Rana Khalaf, an expert on Syrian civil society with the Chatham House, a UK-based policy institute, told Al Jazeera News, “Civil society has become a dangerous concept, which many associations shied away from by pursing non-political goals.”

In 2000, Mutasem Syoufi, a native of Damascus, was one of the students who took part in the creation of a political forum for discussion called the Committee for the Revival of Civil Society.

“Our main priority is to save souls. We want the Syrian case to stay alive. We are not hopeful of any political settlement is reached soon, but we want to achieve something on the humanitarian front.”

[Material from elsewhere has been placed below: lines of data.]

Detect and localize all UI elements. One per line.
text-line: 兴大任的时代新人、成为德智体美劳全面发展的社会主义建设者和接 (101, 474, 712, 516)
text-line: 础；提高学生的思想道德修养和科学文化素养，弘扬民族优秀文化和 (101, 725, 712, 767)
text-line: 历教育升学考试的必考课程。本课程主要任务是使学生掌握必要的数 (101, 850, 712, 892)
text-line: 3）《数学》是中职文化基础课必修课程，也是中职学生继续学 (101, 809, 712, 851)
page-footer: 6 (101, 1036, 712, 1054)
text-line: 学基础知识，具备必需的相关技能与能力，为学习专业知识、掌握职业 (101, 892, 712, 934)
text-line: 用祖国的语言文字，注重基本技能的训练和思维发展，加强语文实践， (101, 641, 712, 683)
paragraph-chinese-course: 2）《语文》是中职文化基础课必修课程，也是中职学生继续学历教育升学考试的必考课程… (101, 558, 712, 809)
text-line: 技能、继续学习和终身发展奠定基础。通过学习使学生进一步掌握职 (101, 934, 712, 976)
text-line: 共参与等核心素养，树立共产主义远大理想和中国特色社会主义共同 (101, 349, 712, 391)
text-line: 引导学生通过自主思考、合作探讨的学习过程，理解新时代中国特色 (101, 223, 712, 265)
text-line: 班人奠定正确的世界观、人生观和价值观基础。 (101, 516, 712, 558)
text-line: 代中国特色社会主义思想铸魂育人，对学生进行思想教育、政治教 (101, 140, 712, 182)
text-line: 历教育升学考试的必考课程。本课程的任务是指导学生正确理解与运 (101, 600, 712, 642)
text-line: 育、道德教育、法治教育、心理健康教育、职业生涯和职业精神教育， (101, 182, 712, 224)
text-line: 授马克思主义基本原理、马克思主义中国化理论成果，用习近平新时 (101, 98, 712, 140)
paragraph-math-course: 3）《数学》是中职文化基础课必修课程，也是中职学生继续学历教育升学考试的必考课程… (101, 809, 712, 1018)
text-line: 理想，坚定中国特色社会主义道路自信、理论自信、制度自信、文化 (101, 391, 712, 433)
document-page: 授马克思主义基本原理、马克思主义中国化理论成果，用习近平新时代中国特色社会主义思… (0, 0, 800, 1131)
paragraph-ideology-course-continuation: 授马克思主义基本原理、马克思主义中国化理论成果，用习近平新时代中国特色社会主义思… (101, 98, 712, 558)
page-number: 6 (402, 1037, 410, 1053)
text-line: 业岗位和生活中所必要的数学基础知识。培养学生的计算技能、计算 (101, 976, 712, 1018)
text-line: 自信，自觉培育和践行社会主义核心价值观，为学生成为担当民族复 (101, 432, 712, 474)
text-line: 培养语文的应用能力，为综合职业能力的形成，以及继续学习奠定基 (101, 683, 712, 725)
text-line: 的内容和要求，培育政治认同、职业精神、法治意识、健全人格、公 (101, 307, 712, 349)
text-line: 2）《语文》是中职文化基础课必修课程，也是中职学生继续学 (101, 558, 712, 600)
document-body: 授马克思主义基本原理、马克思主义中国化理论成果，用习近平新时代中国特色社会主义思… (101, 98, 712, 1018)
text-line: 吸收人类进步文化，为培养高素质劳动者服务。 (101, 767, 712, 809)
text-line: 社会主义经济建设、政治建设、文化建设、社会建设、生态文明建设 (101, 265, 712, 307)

Director of Istanbul-Based NGO, Mutasem Syoufi

In 2011, when the Syrian uprising against Bashar al-Assad broke out, the civil society scene in Syria flourished. With the war entering its 7th year, thousands of civil society organizations have developed both inside and outside of Syria, amid a security vacuum and bloodshed, to fill the role of state institutions meant to save and inform civilians.

At least half a million of Syrians have been killed in the war & one million injured so far. Hundreds of thousands of people are living in besieged areas with extremely restricted access to basic survival necessities, while at least 13 million – half of the country’s prewar population – have been forced to flee their homes.